There may be some lessons here from the open data movement. If you can regulate open data in ways that make it a democratic resource, perhaps you can also make big data shareable without infringing privacy and data protection. Paul Suikerbuijk of the Dutch government open data initiative offers an example of taking the data to the people: his office has been doing ethnographic research in small Dutch communities on people’s current problems and priorities, and discussing how open data may be useful to them – for example predicting the population changes that are causing local schools to close, and organising across districts in order not to lose them.
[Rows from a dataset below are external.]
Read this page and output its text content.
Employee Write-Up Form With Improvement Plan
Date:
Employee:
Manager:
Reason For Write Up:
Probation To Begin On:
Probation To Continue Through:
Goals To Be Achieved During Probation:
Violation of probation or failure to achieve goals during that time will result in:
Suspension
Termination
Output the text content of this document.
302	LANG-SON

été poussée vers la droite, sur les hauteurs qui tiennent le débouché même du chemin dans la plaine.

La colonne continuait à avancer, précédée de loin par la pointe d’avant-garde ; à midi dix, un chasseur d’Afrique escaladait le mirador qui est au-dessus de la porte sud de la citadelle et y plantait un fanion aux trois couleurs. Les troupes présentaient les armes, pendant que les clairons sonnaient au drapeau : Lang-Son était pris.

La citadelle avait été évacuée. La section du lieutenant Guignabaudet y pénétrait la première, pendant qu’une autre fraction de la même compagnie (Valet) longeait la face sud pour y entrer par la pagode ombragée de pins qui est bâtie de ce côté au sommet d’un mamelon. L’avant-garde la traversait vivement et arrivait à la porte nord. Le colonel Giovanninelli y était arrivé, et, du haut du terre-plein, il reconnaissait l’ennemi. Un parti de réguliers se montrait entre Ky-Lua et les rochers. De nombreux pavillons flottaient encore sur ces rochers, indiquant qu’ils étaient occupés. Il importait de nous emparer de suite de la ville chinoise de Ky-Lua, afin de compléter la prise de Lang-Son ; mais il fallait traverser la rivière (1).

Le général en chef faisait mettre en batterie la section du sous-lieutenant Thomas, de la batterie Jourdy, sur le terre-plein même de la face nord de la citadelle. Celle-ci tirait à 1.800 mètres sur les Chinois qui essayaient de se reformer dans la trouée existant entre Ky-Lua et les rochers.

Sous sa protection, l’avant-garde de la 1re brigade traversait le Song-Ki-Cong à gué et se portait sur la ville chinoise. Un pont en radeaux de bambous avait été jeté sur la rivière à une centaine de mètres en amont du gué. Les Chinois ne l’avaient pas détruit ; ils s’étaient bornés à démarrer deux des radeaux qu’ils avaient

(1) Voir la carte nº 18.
This equates to the ‘positive use case’ approach proposed by corporate representatives at today’s event – except that it’s oriented towards user priorities and operates at the micro-level, rather than acting as a way to herd people towards certain behaviours that are friendly to corporate priorities.
From a sociological perspective, today’s debate illustrates how ‘big data’ can be seen as an ‘assemblage’, built out of pre-existing types of data, managed and analysed with techniques that are a palimpsest of previous methodologies and approaches, and regulated in a relational and intuitive way that employs precedent and most-similar examples. The EU assemblage is determined by EU history, conditions and priorities, and is very different from the US one. It seems unlikely, under the ‘regulate’ vs. ‘don’t regulate’ dichotomy, that they can compete for the kind of corporate growth that the US is seeing around data at the moment. The EU is, however, evolving a healthy open data movement, a set of privacy guidelines which may even put a spoke in the NSA’s priorities, and is trying to work through difficult questions which so far have not been addressed in the US. It’s even possible that this effort will pay off over the longer term, as data on individuals becomes even more ubiquitous and managing it even more contentious.